Все произошло так, как будто творения могут общаться со своим Творцом, только нанося ему раны и разрывая его целостность.

Бог желал этой раны и стремился к ней.

Но люди, которые нанесли ему рану, от этого не менее виновны.

С другой стороны - и это не менее удивительно, - их вина представляет собой рану, которая разрушает целостность каждого виновного.

Таким образом, Бог, израненный виновностью людей, и люди, израненные своей виновностью перед Богом, с трудом обретают единство, которое представляется их целью.

Если бы Бог и люди сохранили целостность, если бы люди не грешили против Бога, с одной стороны, и против людей, с другой, они бы проявили упорство в своей изолированности.

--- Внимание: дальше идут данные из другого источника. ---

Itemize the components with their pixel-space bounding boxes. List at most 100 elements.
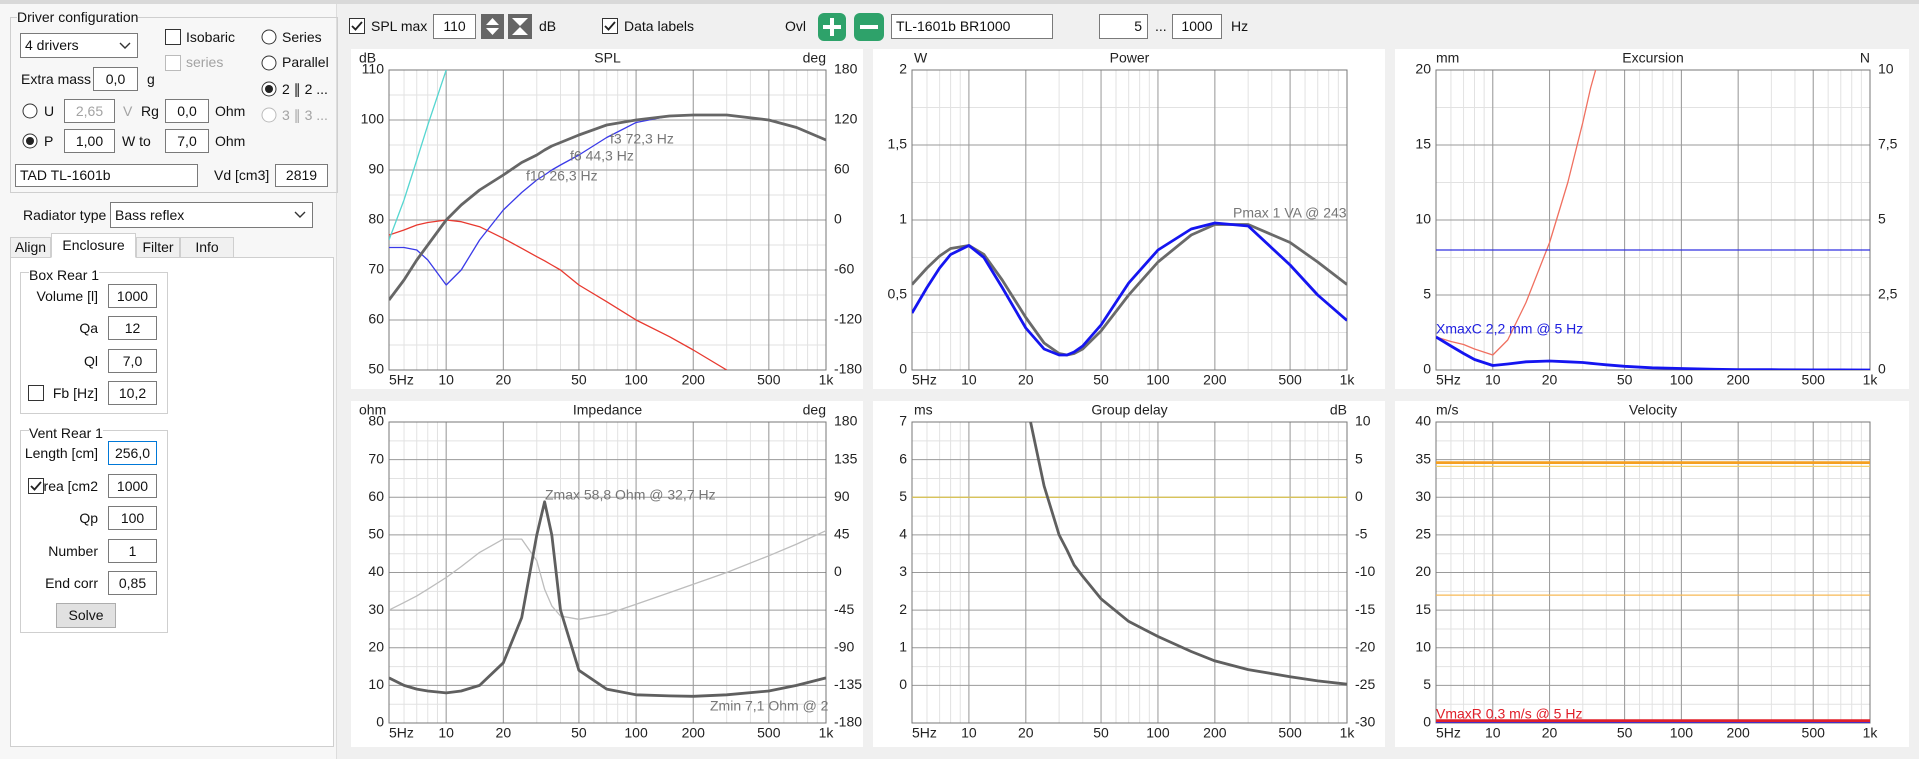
spin-buttons[interactable] [481,14,532,39]
tab[interactable]: Filter [136,237,180,258]
text-input[interactable]: 110 [433,14,476,39]
x-tick-label: 20 [1018,725,1034,741]
data-label: f3 72,3 Hz [610,131,674,147]
label: Extra mass [21,71,92,87]
tab[interactable]: Enclosure [51,233,136,258]
y2-tick-label: 90 [834,488,850,504]
label: Box Rear 1 [29,266,100,284]
x-tick-label: 50 [1617,372,1633,388]
y2-tick-label: -90 [834,638,854,654]
dropdown[interactable]: Bass reflex [110,202,313,228]
y-axis-label: dB [359,50,376,66]
series-line [1029,422,1347,686]
text-input[interactable]: 12 [108,316,157,340]
top-edge [0,0,1919,4]
overlay-buttons[interactable] [818,12,886,42]
y-tick-label: 15 [1415,601,1431,617]
text-input[interactable]: 0,0 [165,99,209,123]
text-input[interactable]: 7,0 [165,129,209,153]
y2-tick-label: 5 [1878,211,1886,227]
checkbox[interactable] [28,385,44,401]
y2-tick-label: 135 [834,450,858,466]
y-tick-label: 5 [1423,676,1431,692]
y-tick-label: 0 [1423,361,1431,377]
tab[interactable]: Align [10,237,51,258]
x-tick-label: 5Hz [389,372,414,388]
series-line [389,113,826,301]
y2-axis-label: N [1860,50,1870,66]
text-input[interactable]: 1000 [1172,14,1222,39]
tab[interactable]: Info [180,237,234,258]
y2-tick-label: -5 [1355,526,1368,542]
radio-button[interactable] [261,81,277,97]
text-input[interactable]: 10,2 [108,381,157,405]
y2-tick-label: 10 [1878,61,1894,77]
y2-tick-label: 180 [834,413,858,429]
x-tick-label: 100 [624,725,648,741]
checkbox[interactable] [165,29,181,45]
x-tick-label: 1k [1863,725,1879,741]
text-input[interactable]: TAD TL-1601b [15,164,198,187]
y-tick-label: 1 [899,638,907,654]
text-input[interactable]: TL-1601b BR1000 [891,14,1053,39]
y2-tick-label: 10 [1355,413,1371,429]
y-tick-label: 50 [368,361,384,377]
text-input[interactable]: 1000 [108,284,157,308]
chart-panel [873,49,1385,389]
y-tick-label: 40 [1415,413,1431,429]
x-tick-label: 10 [1485,372,1501,388]
spin-range[interactable] [508,14,532,39]
plot-frame [1435,421,1871,724]
plus-icon [823,18,841,36]
y-tick-label: 80 [368,211,384,227]
y2-tick-label: 0 [1355,488,1363,504]
text-input[interactable]: 1 [108,539,157,563]
text-input[interactable]: 5 [1099,14,1148,39]
radio-button[interactable] [261,55,277,71]
label: Ohm [215,103,246,119]
x-tick-label: 200 [1726,372,1750,388]
label: Parallel [282,54,329,70]
y-tick-label: 110 [362,61,385,77]
label: Qp [79,510,98,526]
y2-tick-label: 2,5 [1878,286,1898,302]
data-label: Pmax 1 VA @ 243 [1233,205,1347,221]
radio-button[interactable] [22,103,38,119]
checkbox[interactable] [349,18,365,34]
checkbox[interactable] [28,478,44,494]
x-tick-label: 20 [1542,725,1558,741]
checkbox [165,55,181,71]
text-input[interactable]: 1,00 [64,129,115,153]
y-tick-label: 1 [899,211,907,227]
text-input[interactable]: 7,0 [108,349,157,373]
y2-tick-label: 120 [834,111,858,127]
y2-tick-label: 60 [834,161,850,177]
checkbox[interactable] [602,18,618,34]
solve-button[interactable]: Solve [56,603,116,628]
radio-button[interactable] [261,29,277,45]
data-label: f6 44,3 Hz [570,148,634,164]
y-tick-label: 70 [368,450,384,466]
dropdown[interactable]: 4 drivers [20,33,138,58]
label: U [44,103,55,119]
spin-up[interactable] [481,14,504,39]
radio-button[interactable] [22,133,38,149]
x-tick-label: 500 [1802,372,1826,388]
text-input[interactable]: 2819 [275,164,328,187]
label: Area [cm2 [34,478,98,494]
label: Hz [1231,18,1249,34]
label: Ql [84,353,98,369]
tab-panel [10,257,334,747]
y2-tick-label: -135 [834,676,862,692]
text-input[interactable]: 0,85 [108,571,157,595]
x-tick-label: 10 [961,372,977,388]
y-tick-label: 50 [368,526,384,542]
text-input[interactable]: 256,0 [108,441,157,465]
series-line [389,500,826,698]
text-input[interactable]: 1000 [108,474,157,498]
text-input[interactable]: 100 [108,506,157,530]
label: Series [282,29,322,45]
y2-tick-label: 180 [834,61,858,77]
text-input[interactable]: 0,0 [93,67,138,91]
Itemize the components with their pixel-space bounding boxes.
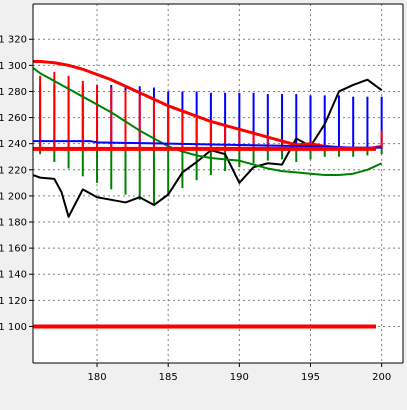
x-tick-label: 185 bbox=[159, 372, 178, 383]
y-tick-label: 1 140 bbox=[0, 270, 27, 281]
x-tick-label: 195 bbox=[301, 372, 320, 383]
series-layer bbox=[32, 59, 383, 329]
y-tick-label: 1 220 bbox=[0, 165, 27, 176]
y-tick-label: 1 240 bbox=[0, 139, 27, 150]
y-tick-label: 1 120 bbox=[0, 296, 27, 307]
plot-background bbox=[33, 4, 403, 363]
y-tick-label: 1 180 bbox=[0, 218, 27, 229]
tick-labels: 180 185 190 195 200 1 100 1 120 1 140 1 160 1 180… bbox=[0, 35, 391, 383]
series-line bbox=[32, 67, 383, 177]
y-tick-label: 1 280 bbox=[0, 87, 27, 98]
x-tick-label: 200 bbox=[372, 372, 391, 383]
y-tick-label: 1 100 bbox=[0, 322, 27, 333]
y-tick-label: 1 160 bbox=[0, 244, 27, 255]
axes bbox=[32, 3, 404, 364]
y-tick-label: 1 260 bbox=[0, 113, 27, 124]
y-tick-label: 1 200 bbox=[0, 191, 27, 202]
x-tick-label: 180 bbox=[87, 372, 106, 383]
x-tick-label: 190 bbox=[230, 372, 249, 383]
series-line bbox=[32, 78, 383, 218]
y-tick-label: 1 300 bbox=[0, 61, 27, 72]
y-tick-label: 1 320 bbox=[0, 35, 27, 46]
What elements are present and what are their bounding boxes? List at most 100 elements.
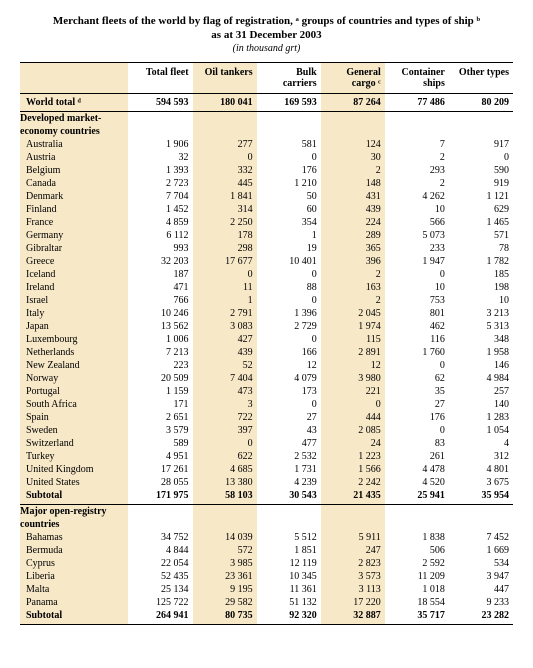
cell: 233 bbox=[385, 242, 449, 255]
cell: 1 947 bbox=[385, 255, 449, 268]
cell: 4 478 bbox=[385, 463, 449, 476]
country-label: United States bbox=[20, 476, 128, 489]
cell: 87 264 bbox=[321, 94, 385, 112]
cell: 2 bbox=[385, 151, 449, 164]
country-label: Canada bbox=[20, 177, 128, 190]
table-row: Spain2 651722274441761 283 bbox=[20, 411, 513, 424]
cell: 169 593 bbox=[257, 94, 321, 112]
cell: 1 054 bbox=[449, 424, 513, 437]
cell: 0 bbox=[449, 151, 513, 164]
country-label: Sweden bbox=[20, 424, 128, 437]
table-row: Turkey4 9516222 5321 223261312 bbox=[20, 450, 513, 463]
cell: 2 729 bbox=[257, 320, 321, 333]
cell: 176 bbox=[385, 411, 449, 424]
cell: 17 220 bbox=[321, 596, 385, 609]
cell: 166 bbox=[257, 346, 321, 359]
cell: 1 393 bbox=[128, 164, 192, 177]
table-row: Cyprus22 0543 98512 1192 8232 592534 bbox=[20, 557, 513, 570]
cell: 629 bbox=[449, 203, 513, 216]
cell: 1 006 bbox=[128, 333, 192, 346]
cell: 25 134 bbox=[128, 583, 192, 596]
cell: 4 262 bbox=[385, 190, 449, 203]
table-row: United Kingdom17 2614 6851 7311 5664 478… bbox=[20, 463, 513, 476]
cell: 3 113 bbox=[321, 583, 385, 596]
cell bbox=[257, 112, 321, 126]
cell bbox=[385, 125, 449, 138]
cell: 9 195 bbox=[193, 583, 257, 596]
cell: 3 bbox=[193, 398, 257, 411]
cell: 1 465 bbox=[449, 216, 513, 229]
cell: 0 bbox=[385, 424, 449, 437]
cell: 88 bbox=[257, 281, 321, 294]
cell: 0 bbox=[257, 151, 321, 164]
cell: 7 452 bbox=[449, 531, 513, 544]
table-row: Luxembourg1 0064270115116348 bbox=[20, 333, 513, 346]
section-header: countries bbox=[20, 518, 128, 531]
cell: 0 bbox=[257, 294, 321, 307]
country-label: Portugal bbox=[20, 385, 128, 398]
cell bbox=[128, 112, 192, 126]
cell: 1 283 bbox=[449, 411, 513, 424]
table-row: World total ᵈ594 593180 041169 59387 264… bbox=[20, 94, 513, 112]
cell: 590 bbox=[449, 164, 513, 177]
table-row: Bahamas34 75214 0395 5125 9111 8387 452 bbox=[20, 531, 513, 544]
table-row: Norway20 5097 4044 0793 980624 984 bbox=[20, 372, 513, 385]
cell: 0 bbox=[321, 398, 385, 411]
cell: 473 bbox=[193, 385, 257, 398]
cell: 4 844 bbox=[128, 544, 192, 557]
cell: 4 801 bbox=[449, 463, 513, 476]
cell: 289 bbox=[321, 229, 385, 242]
cell: 27 bbox=[385, 398, 449, 411]
country-label: Austria bbox=[20, 151, 128, 164]
country-label: Switzerland bbox=[20, 437, 128, 450]
cell bbox=[193, 518, 257, 531]
cell: 29 582 bbox=[193, 596, 257, 609]
table-row: Canada2 7234451 2101482919 bbox=[20, 177, 513, 190]
cell: 10 bbox=[449, 294, 513, 307]
table-row: United States28 05513 3804 2392 2424 520… bbox=[20, 476, 513, 489]
cell: 1 958 bbox=[449, 346, 513, 359]
table-row: Gibraltar9932981936523378 bbox=[20, 242, 513, 255]
cell: 171 975 bbox=[128, 489, 192, 505]
table-row: Switzerland589047724834 bbox=[20, 437, 513, 450]
cell: 445 bbox=[193, 177, 257, 190]
subtotal-label: Subtotal bbox=[20, 489, 128, 505]
cell: 224 bbox=[321, 216, 385, 229]
country-label: Iceland bbox=[20, 268, 128, 281]
cell: 919 bbox=[449, 177, 513, 190]
cell: 198 bbox=[449, 281, 513, 294]
cell: 5 911 bbox=[321, 531, 385, 544]
cell: 2 045 bbox=[321, 307, 385, 320]
table-row: Italy10 2462 7911 3962 0458013 213 bbox=[20, 307, 513, 320]
cell bbox=[128, 505, 192, 519]
cell: 354 bbox=[257, 216, 321, 229]
cell: 35 954 bbox=[449, 489, 513, 505]
cell: 5 512 bbox=[257, 531, 321, 544]
cell: 277 bbox=[193, 138, 257, 151]
table-row: Major open-registry bbox=[20, 505, 513, 519]
cell: 365 bbox=[321, 242, 385, 255]
table-row: South Africa17130027140 bbox=[20, 398, 513, 411]
country-label: Malta bbox=[20, 583, 128, 596]
cell: 43 bbox=[257, 424, 321, 437]
cell: 32 203 bbox=[128, 255, 192, 268]
cell: 11 209 bbox=[385, 570, 449, 583]
cell bbox=[385, 112, 449, 126]
cell: 173 bbox=[257, 385, 321, 398]
cell: 4 bbox=[449, 437, 513, 450]
cell: 1 bbox=[193, 294, 257, 307]
cell bbox=[128, 125, 192, 138]
cell: 3 083 bbox=[193, 320, 257, 333]
cell: 1 841 bbox=[193, 190, 257, 203]
cell: 148 bbox=[321, 177, 385, 190]
country-label: Gibraltar bbox=[20, 242, 128, 255]
cell: 2 891 bbox=[321, 346, 385, 359]
cell: 13 380 bbox=[193, 476, 257, 489]
cell: 187 bbox=[128, 268, 192, 281]
cell bbox=[321, 112, 385, 126]
cell: 753 bbox=[385, 294, 449, 307]
cell bbox=[385, 505, 449, 519]
cell: 581 bbox=[257, 138, 321, 151]
cell: 471 bbox=[128, 281, 192, 294]
cell: 1 396 bbox=[257, 307, 321, 320]
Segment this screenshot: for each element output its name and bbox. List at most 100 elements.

Ночь смерти, когда Творец и творения вместе истекали кровью, раздирали друг друга и во всех отношениях были поставлены под сомнение - на последнем пределе стыда, - эта ночь оказалась необходимой для их соединения.

Так “общение”, без которого не было бы ничего, создается преступлением. “Общение” - это любовь, а любовь пачкает тех, кого соединяет» [1, с. 48-49].

И далее: «За пределами моего существа находится прежде всего ничто. Именно мое собственное отсутствие я предчувствую [pressens] в разрыве, в тягостном ощущении недостатка. Через это ощущение раскрывается присутствие другого. Но полностью оно раскрывается только тогда, когда другой тоже склоняется над бездной своего ничто, или если он в него падает (умирает). “Общение” возникает между двумя действующими существами - разорванными, подвешенными [над бездной], склонившимися над ничто» [Там же, с. 51].

Другой - это не более чем иллюзия, порожденная моим осознанием конечности своего существа. «Само жертвоприношение и присутствующие при его совершении люди каким-то образом отождествляются с жертвенным животным или человеком. В момент предания смерти они склоняются над собственным ничто. В этот момент они хватают своего бога, соскальзывающего в смерть» [Там же, с. 51-52]. Но если даже Бог на поверку оказывается смертным, т.е. мертвым, на что мне тогда надеяться? Остается только ближний, но «общение» с ним приводит батаевского человека к печальной дилемме. «Я общаюсь только с тем, что вне меня, только выходя за пределы себя или исторгая себя вовне. Но вне меня - меня больше нет. Я вполне уверен: уйти из бытия в себе самом, искать его вовне означает риск погасить - или уничтожить - то, без чего существование внешнего нельзя даже вообразить, погасить или уничтожить Я, без которого ничего “того, что для меня” не было бы вовсе. Существо, испытывающее искушение, оказывается, осмелюсь сказать, раздробленным сдвоенными клещами ничто. Если оно не общается, то исчезает - в пустоте, которую являет собой изолированная жизнь. Если оно желает общаться, то тоже рискует потерять себя» [Там же, с. 55].

В этом суть любой подлинно философской проблемы, которую можно отличить по единственному характерному маркеру - безысходности. «Делай что хочешь», - ответил Сократ юноше, обратившемуся к нему с вопросом, жениться ли ему или не жениться. - «Делай что хочешь, - все равно раскаешься» [3, с. 114]. Женитьба не позволит юноше сохранить себя, она приведет лишь к растворению его жизни в экзистировании другого. Отказ от женитьбы также не поможет делу, поскольку приведет человека к растворению в одиночестве.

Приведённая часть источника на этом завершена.